Un esempio per tante analogie. Mai come in questi 5 anni della giunta Zingaretti abbiamo visto i sindacati confederali essere così cauti e poco combattivi verso il potere politico. Neppure nel 1975-77, nella Regione Lazio, le giunte di sinistra guidate da Maurizio Ferrara e Santarelli-Ciofi hanno goduto di tanta tolleranza. Ricordo un bell’articolo dell’8 febbraio 17 nel quale Donato Galeone scrive, su UNOeTRE.it, che anche i Vescovi riconobbero e condivisero durante gli anni '70 e ‘75 le azioni della CGIL-CISL-UIL in tanti mesi di intense “vertenze aziendali per il lavoro”.
E oggi? Che fine ha fatto l'autonomia sindacale italiana, che non è una gentile concessione di qualcuno, ma sta nei cromosomi dalla nascita di quello che genericamente si chiama movimento sindacale italiano, che precede nella storia la comparsa di tutti i moderni partiti del nostro paese?
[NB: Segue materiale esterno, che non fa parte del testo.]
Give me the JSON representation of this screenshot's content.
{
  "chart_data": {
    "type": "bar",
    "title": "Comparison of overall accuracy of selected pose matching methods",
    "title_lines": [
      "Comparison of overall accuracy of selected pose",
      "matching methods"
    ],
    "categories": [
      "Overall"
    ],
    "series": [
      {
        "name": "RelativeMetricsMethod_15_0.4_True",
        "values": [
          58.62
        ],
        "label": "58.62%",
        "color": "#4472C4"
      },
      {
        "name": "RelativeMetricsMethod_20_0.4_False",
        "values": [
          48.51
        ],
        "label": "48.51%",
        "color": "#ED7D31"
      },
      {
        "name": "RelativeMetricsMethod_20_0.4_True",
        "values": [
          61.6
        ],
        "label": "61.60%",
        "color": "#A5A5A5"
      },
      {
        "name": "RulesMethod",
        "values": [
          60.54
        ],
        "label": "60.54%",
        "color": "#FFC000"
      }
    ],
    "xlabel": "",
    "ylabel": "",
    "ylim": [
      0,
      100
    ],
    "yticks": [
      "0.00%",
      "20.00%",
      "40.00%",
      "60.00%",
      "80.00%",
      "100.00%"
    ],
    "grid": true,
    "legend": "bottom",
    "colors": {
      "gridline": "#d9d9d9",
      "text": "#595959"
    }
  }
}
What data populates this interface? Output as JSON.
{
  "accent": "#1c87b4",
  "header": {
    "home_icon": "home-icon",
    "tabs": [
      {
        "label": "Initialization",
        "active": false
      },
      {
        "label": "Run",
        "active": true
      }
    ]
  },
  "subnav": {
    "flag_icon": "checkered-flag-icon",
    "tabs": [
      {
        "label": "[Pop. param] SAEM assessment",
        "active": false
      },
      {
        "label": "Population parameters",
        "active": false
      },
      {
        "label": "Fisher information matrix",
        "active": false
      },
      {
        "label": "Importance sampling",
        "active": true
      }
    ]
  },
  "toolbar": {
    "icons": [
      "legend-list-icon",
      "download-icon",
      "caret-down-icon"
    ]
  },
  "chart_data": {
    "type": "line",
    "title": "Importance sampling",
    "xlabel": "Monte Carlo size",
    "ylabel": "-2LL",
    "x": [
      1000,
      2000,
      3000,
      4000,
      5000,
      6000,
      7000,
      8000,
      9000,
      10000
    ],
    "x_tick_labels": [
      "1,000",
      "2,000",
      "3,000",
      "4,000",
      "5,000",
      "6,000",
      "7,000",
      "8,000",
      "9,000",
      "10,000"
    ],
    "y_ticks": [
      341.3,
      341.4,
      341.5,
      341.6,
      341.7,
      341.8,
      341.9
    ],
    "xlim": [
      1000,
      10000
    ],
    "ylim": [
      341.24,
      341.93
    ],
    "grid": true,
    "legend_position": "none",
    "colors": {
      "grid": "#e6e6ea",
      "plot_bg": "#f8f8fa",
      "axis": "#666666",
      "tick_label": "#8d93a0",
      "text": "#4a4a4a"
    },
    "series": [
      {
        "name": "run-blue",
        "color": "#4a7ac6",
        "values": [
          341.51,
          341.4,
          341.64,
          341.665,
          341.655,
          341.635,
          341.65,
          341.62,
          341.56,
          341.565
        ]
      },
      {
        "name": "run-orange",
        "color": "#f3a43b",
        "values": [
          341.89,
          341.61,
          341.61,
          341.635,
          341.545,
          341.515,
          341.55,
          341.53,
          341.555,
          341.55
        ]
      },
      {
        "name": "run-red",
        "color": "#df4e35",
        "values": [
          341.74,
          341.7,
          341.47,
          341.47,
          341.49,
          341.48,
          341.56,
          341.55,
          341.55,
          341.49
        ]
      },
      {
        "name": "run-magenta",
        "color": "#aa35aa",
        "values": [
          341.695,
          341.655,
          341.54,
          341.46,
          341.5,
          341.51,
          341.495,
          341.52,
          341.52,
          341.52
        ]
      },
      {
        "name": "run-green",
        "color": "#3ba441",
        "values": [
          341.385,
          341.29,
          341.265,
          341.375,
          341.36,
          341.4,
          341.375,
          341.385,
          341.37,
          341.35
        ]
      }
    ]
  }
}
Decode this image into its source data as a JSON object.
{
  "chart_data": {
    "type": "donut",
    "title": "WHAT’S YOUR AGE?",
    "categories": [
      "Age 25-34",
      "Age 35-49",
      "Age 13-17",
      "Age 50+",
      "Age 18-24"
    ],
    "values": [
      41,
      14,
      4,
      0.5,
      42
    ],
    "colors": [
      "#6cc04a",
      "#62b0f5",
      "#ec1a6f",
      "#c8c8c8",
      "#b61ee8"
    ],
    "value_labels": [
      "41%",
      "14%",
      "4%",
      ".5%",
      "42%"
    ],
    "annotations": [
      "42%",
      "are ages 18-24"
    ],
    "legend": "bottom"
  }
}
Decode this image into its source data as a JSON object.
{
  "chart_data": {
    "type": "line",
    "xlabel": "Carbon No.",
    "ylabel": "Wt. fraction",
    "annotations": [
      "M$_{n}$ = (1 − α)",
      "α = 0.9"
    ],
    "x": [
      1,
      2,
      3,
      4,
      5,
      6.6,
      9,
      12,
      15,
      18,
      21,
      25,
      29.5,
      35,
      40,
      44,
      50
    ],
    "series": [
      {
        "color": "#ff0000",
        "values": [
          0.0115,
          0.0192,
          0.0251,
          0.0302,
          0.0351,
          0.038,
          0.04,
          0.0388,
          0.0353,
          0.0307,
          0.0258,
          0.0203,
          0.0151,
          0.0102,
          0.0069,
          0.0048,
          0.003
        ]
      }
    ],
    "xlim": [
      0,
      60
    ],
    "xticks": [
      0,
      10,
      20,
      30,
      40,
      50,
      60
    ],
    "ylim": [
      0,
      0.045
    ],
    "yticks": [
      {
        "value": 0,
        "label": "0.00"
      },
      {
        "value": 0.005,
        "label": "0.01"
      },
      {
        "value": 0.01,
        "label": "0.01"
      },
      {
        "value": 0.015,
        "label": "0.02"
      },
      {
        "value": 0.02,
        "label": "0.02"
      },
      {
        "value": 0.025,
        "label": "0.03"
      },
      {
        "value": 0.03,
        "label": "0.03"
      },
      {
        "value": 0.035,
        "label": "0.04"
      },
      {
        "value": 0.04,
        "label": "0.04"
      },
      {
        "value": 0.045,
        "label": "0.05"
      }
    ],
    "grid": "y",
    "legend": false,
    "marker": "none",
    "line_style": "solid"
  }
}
2018? Affrontiamolo. Qui in provincia diamo un segnale di vitalità, raccogliamo tutte le firme necessarie per portare e far approvare in Consiglio Regionale la legge di iniziativa popolare per il “Reddito minimo garantito verso l’inserimento e il reinserimento nel mondo del lavoro”. Una scelta, una proposta frutto davvero di una realizzazione popolare che viene da qui, da noi frusinati.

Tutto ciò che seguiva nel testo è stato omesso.